The title comes from an early conversation in which Lionel insists that scarecrows are not scary but ridiculous, and the reason crows steer clear is out of appreciation to the farmer for making them laugh. This perfectly encapsulates his approach to life, playing the fool to get along.
After the trauma of the prison farm, Max appears to finally mellow and even adopts Riley’s approach to conflict. When some meathead at a bar tries to start a fight with him, Max begins acting loonishly and does a striptease of his abundant outfit. It brings the whole place down and Lionel, who had finally been prepared to walk out on Max, gives things another go.
Disaster strikes in Detroit when Lionel finally works up the gumption, with Max’s prodding, to call Annie and let her know he’s in town. Unfortunately, she’s never recovered from his cowardly abandonment of her, even though she’s married now and her son is thriving.
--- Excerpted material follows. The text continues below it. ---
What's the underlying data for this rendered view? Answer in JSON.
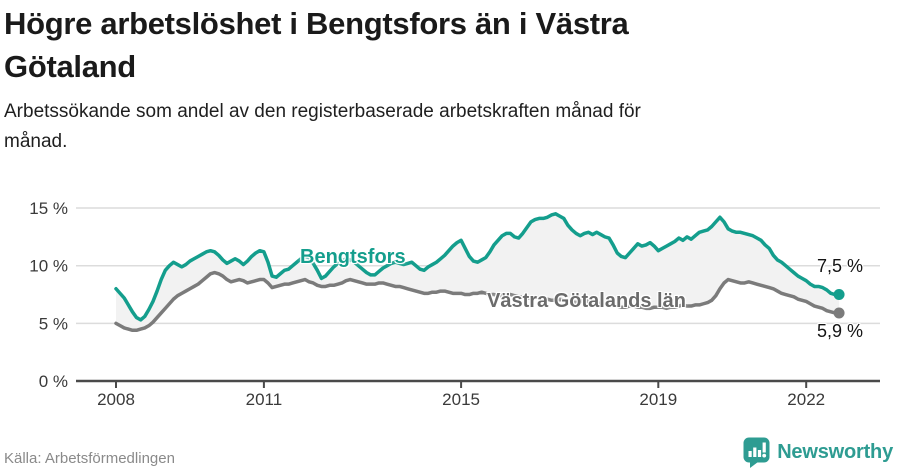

She lies and tells Lionel the kid died in childbirth.
At first Lionel elides the truth to Max, literally jumping into his arms with a celebratory shout of, “It’s a boy!” But later, while goofing around with some kids at the James Scott Memorial Fountain, he suffers a psychotic break.
At the mental hospital, Max is told Lionel is catatonic and his recovery uncertain. He tries to shake his friend back to alertness, but glumly gives up and buys a bus ticket to Pittsburgh — $27.95, and Max has to get the last 10 bucks from his squirrel-away in the heel of his boot.
The fact that he buys a round-trip ticket, meaning he intends to return to check on Lionel, is supposed to leave the audience with a small glimmer of hope.
Believe it or not, Schatzberg actually tried to mount a sequel in the 2010s, though it never came to fruition.
I enjoyed finally seeing “Scarecrow,” though in the end it’s a film of sound and fury signifying not much. It’s to be enjoyed for the naturalistic performances and the lackadaisical ambling of these two men.
I still think the film would have worked better if Max and Lionel eventually “got there” — meaning they reached some kind of destination, literal or otherwise, and found themselves carried forward to some new level of being the audience was able to recognize. As it is, “Scarecrow” feels almost like an acting studio exercise, a lengthy skit that’s all about moments rather than momentum.




Saw this a long time ago when Park Circus remastered it for cinema. Remember really enjoying it. Probably due a rewatch.
Great write-up
Great article, Chris, about a film I wasn’t aware of.